LEAKED GRANT PROPOSAL DETAILS HIGH-RISK CORONAVIRUS RESEARCH

A GRANT PROPOSAL written by the U.S.-based nonprofit the EcoHealth Alliance and submitted in 2018 to the Defense Advanced Research Projects Agency, or DARPA, provides evidence that the group was working — or at least planning to work — on several risky areas of research. Among the scientific tasks the group described in its proposal, which was rejected by DARPA, was the creation of full-length infectious clones of bat SARS-related coronaviruses and the insertion of a tiny part of the virus known as a “proteolytic cleavage site” into bat coronaviruses. Of particular interest was a type of cleavage site able to interact with furin, an enzyme expressed in human cells.

The EcoHealth Alliance did not respond to inquiries about the document, despite having answered previous queries from The Intercept about the group’s government-funded coronavirus research. The group’s president, Peter Daszak, acknowledged the public discussion of an unfunded EcoHealth proposal in a tweet on Saturday. He did not dispute its authenticity.

Since the genetic code of the coronavirus that caused the pandemic was first sequenced, scientists have puzzled over the “furin cleavage site.” This strange feature on the spike protein of the virus had never been seen in SARS-related betacoronaviruses, the class to which SARS-CoV-2, the coronavirus that causes the respiratory illness Covid-19, belongs.
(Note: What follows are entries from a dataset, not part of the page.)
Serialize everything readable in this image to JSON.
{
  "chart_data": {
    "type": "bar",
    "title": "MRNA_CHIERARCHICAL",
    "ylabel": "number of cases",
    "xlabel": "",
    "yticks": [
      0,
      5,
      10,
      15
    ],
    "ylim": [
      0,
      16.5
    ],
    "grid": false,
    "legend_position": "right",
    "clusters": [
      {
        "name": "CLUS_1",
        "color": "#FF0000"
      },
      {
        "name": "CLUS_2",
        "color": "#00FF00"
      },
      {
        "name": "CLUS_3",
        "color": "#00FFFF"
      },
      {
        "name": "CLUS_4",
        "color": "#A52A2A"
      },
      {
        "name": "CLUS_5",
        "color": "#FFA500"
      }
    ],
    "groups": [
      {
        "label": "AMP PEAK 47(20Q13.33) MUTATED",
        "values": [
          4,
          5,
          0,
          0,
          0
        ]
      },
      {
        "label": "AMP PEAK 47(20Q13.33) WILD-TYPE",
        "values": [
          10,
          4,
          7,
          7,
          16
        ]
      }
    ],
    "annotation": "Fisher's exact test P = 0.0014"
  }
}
The furin cleavage site enables the virus to more efficiently bind to and release its genetic material into a human cell and is one of the reasons that the virus is so easily transmissible and harmful. But scientists are divided over how this particular site wound up in the virus, and the cleavage site became a major focus of the heated debate over the origins of the pandemic.

Many who believe that the virus that caused the pandemic emerged from a laboratory have pointed out that it is unlikely that the particular sequence of amino acids that make up the furin cleavage site would have occurred naturally.
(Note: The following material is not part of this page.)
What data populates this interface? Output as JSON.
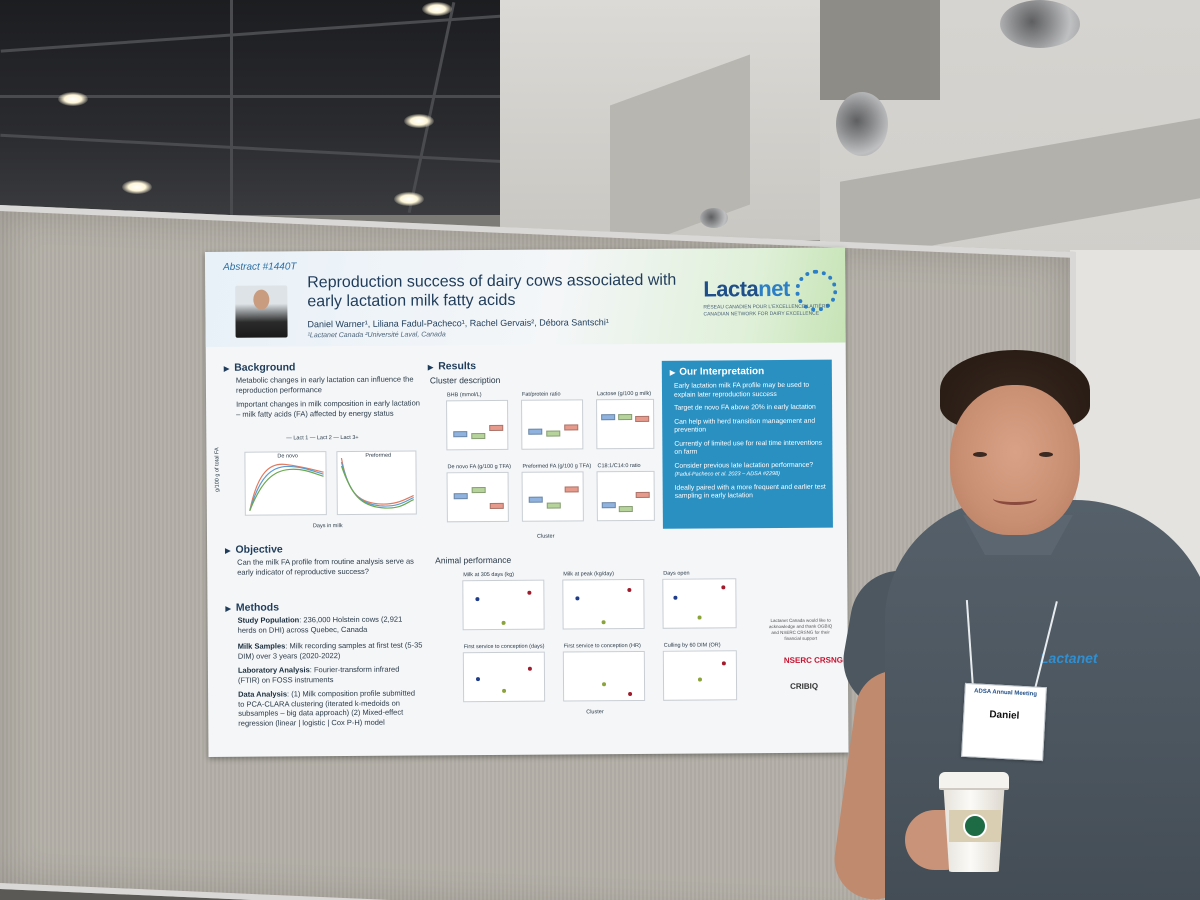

Adherents of the idea that SARS-CoV-2 emerged from a natural spillover from animal hosts have argued that it could have evolved naturally from an as-yet undiscovered virus. Further, they argued, scientists were unlikely to have engineered the feature.
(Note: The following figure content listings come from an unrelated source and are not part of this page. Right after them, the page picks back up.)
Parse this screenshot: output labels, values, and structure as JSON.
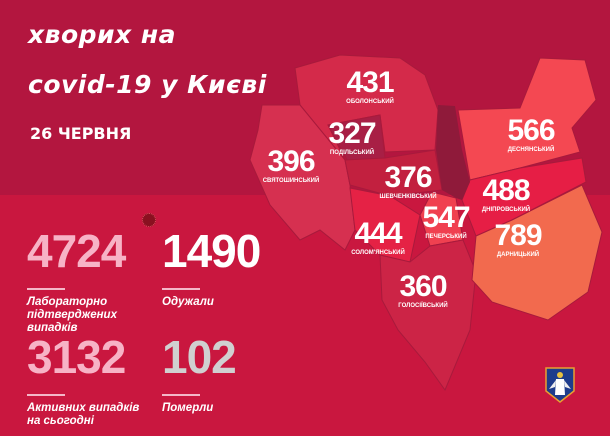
{
  "title": {
    "line1": "хворих на",
    "line2": "covid-19 у Києві",
    "date": "26 ЧЕРВНЯ"
  },
  "districts": [
    {
      "name": "ОБОЛОНСЬКИЙ",
      "value": "431",
      "color": "#d42a4a"
    },
    {
      "name": "ПОДІЛЬСЬКИЙ",
      "value": "327",
      "color": "#a81f45"
    },
    {
      "name": "СВЯТОШИНСЬКИЙ",
      "value": "396",
      "color": "#d63050"
    },
    {
      "name": "ШЕВЧЕНКІВСЬКИЙ",
      "value": "376",
      "color": "#c2203f"
    },
    {
      "name": "СОЛОМ'ЯНСЬКИЙ",
      "value": "444",
      "color": "#e52245"
    },
    {
      "name": "ПЕЧЕРСЬКИЙ",
      "value": "547",
      "color": "#f04050"
    },
    {
      "name": "ГОЛОСІЇВСЬКИЙ",
      "value": "360",
      "color": "#cc2446"
    },
    {
      "name": "ДЕСНЯНСЬКИЙ",
      "value": "566",
      "color": "#f44852"
    },
    {
      "name": "ДНІПРОВСЬКИЙ",
      "value": "488",
      "color": "#e61e45"
    },
    {
      "name": "ДАРНИЦЬКИЙ",
      "value": "789",
      "color": "#f26a4e"
    }
  ],
  "stats": {
    "confirmed": {
      "value": "4724",
      "label": "Лабораторно підтверджених випадків",
      "color": "#f7b3c6"
    },
    "recovered": {
      "value": "1490",
      "label": "Одужали",
      "color": "#ffffff"
    },
    "active": {
      "value": "3132",
      "label": "Активних випадків на сьогодні",
      "color": "#f7b3c6"
    },
    "deaths": {
      "value": "102",
      "label": "Померли",
      "color": "#d0d0d0"
    }
  },
  "icons": {
    "virus": "virus-icon",
    "coat_of_arms": "kyiv-coat-of-arms"
  }
}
“There is no logical reason why an engineered virus would utilize such a suboptimal furin cleavage site, which would entail such an unusual and needlessly complex feat of genetic engineering,” 23 scientists wrote earlier this month in an article in the journal Cell. “There is no evidence of prior research at the [Wuhan Institute of Virology] involving the artificial insertion of complete furin cleavage sites into coronaviruses.”

But the proposal describes the process of looking for novel furin cleavage sites in bat coronaviruses the scientists had sampled and inserting them into the spikes of SARS-related viruses in the laboratory.

“We will introduce appropriate human-specific cleavage sites and evaluate growth potential in [a type of mammalian cell commonly used in microbiology] and HAE cultures,” referring to cells found in the lining of the human airway, the proposal states.

The new proposal, which also described a plan to mass vaccinate bats in caves, does not provide conclusive evidence that the virus that caused the pandemic emerged from a lab. And virus experts remain sharply divided over its origins. But several scientists who work with coronaviruses told The Intercept that they felt that the proposal shifted the terrain of the debate.